El presidente Donald Trump confirmó en su red Truth Social que el alto el fuego «ha terminado», aunque precisó que Washington accedió a continuar conversaciones diplomáticas a pedido de Teherán. El Comando Central de EE.UU. (Centcom) informó que la ofensiva del domingo buscó degradar la capacidad iraní de atacar buques comerciales en el estrecho, y que aviones estadounidenses derribaron un misil de crucero iraní y un dron de ataque. La agencia estatal iraní reportó explosiones en Bandar Abbas, Sirik, Jask y Qeshm. Según un funcionario citado por el Financial Times, la jornada incluyó una segunda tanda de bombardeos tras atacar sistemas de misiles y de defensa aérea iraníes, además de embarcaciones del Cuerpo de la Guardia Revolucionaria Islámica (IRGC). Las dos ofensivas del domingo siguieron a acciones del sábado en las que Washington afirmó haber golpeado cerca de 140 objetivos.
Pese a la intensidad del conflicto, Centcom descartó el bloqueo efectivo: «Irán no controla el estrecho. El tráfico está fluyendo», señaló el organismo. Trump fue más directo ante NBC: «El estrecho está abierto. Anoche los bombardeamos hasta el cansancio».
El dato estructural es conocido pero nunca pierde peso: por el estrecho de Ormuz transita aproximadamente el 20% del comercio mundial de crudo y gas natural licuado. La mera amenaza de cierre basta para mover los mercados de forma inmediata. Durante la etapa más intensa de las hostilidades previas, el Brent llegó a promediar cerca de USD 120 por barril, un 70% por encima de los valores anteriores al inicio de la crisis. La CEPAL estimó que el precio promedio del petróleo durante 2026 podría ubicarse entre un 20% y un 25% por encima del registrado en 2025, con efectos en fertilizantes —la urea subió un 82%, según el organismo— y en combustibles para hogares y empresas.
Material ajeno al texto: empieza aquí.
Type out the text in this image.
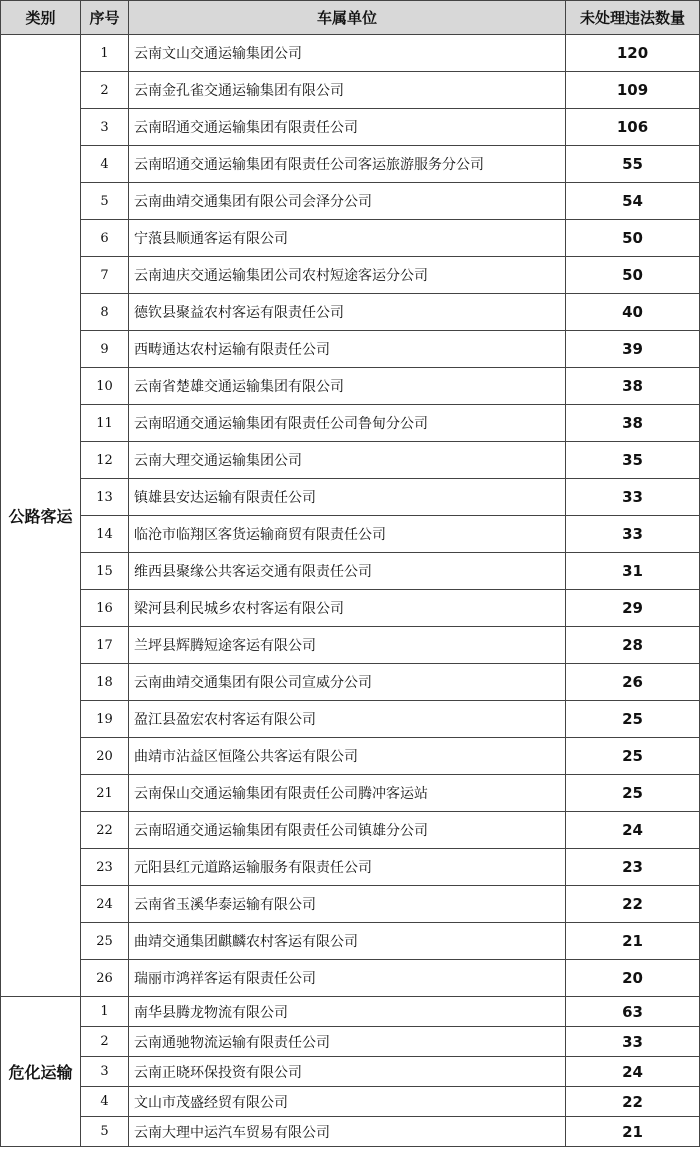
类别	序号	车属单位	未处理违法数量
公路客运	1	云南文山交通运输集团公司	120
	2	云南金孔雀交通运输集团有限公司	109
	3	云南昭通交通运输集团有限责任公司	106
	4	云南昭通交通运输集团有限责任公司客运旅游服务分公司	55
	5	云南曲靖交通集团有限公司会泽分公司	54
	6	宁蒗县顺通客运有限公司	50
	7	云南迪庆交通运输集团公司农村短途客运分公司	50
	8	德钦县聚益农村客运有限责任公司	40
	9	西畴通达农村运输有限责任公司	39
	10	云南省楚雄交通运输集团有限公司	38
	11	云南昭通交通运输集团有限责任公司鲁甸分公司	38
	12	云南大理交通运输集团公司	35
	13	镇雄县安达运输有限责任公司	33
	14	临沧市临翔区客货运输商贸有限责任公司	33
	15	维西县聚缘公共客运交通有限责任公司	31
	16	梁河县利民城乡农村客运有限公司	29
	17	兰坪县辉腾短途客运有限公司	28
	18	云南曲靖交通集团有限公司宣威分公司	26
	19	盈江县盈宏农村客运有限公司	25
	20	曲靖市沾益区恒隆公共客运有限公司	25
	21	云南保山交通运输集团有限责任公司腾冲客运站	25
	22	云南昭通交通运输集团有限责任公司镇雄分公司	24
	23	元阳县红元道路运输服务有限责任公司	23
	24	云南省玉溪华泰运输有限公司	22
	25	曲靖交通集团麒麟农村客运有限公司	21
	26	瑞丽市鸿祥客运有限责任公司	20
危化运输	1	南华县腾龙物流有限公司	63
	2	云南通驰物流运输有限责任公司	33
	3	云南正晓环保投资有限公司	24
	4	文山市茂盛经贸有限公司	22
	5	云南大理中运汽车贸易有限公司	21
Para Argentina, la aritmética apunta en dirección contraria a la del resto de la región. La balanza energética del país cerró el primer semestre de 2026 con un superávit de USD 6.987 millones, el mayor registrado en la historia para ese período, según un informe de la Bolsa de Comercio de Rosario (BCR). El número casi duplica el resultado del mismo semestre de 2025, cuando el saldo positivo fue de USD 3.736 millones, con un salto interanual del 87%. Las exportaciones de combustibles y energía alcanzaron más de USD 8.118 millones en la primera mitad del año, un crecimiento del 52% frente a los USD 5.345 millones del período anterior. La energía representó más del 15% del total exportado por Argentina en lo que va del año, una participación máxima en dos décadas. En mayo, el país alcanzó un récord histórico de 903.700 barriles diarios de producción de petróleo, con el 69% proveniente de Vaca Muerta. Las importaciones energéticas, por su parte, cayeron un 29% en dólares, con niveles mínimos desde 2007.
La lección que el mercado repasa cada vez que Ormuz aparece en los titulares es siempre la misma: la seguridad energética no se improvisa. Los países que apostaron por producción propia, desregulación y libre empresa —Argentina con Vaca Muerta como caso emblemático— encajan los shocks externos como ingresos adicionales. Los que eligieron dependencia importadora y subsidios al consumo los encajan como facturas. El capital toma nota, y los flujos se mueven en consecuencia.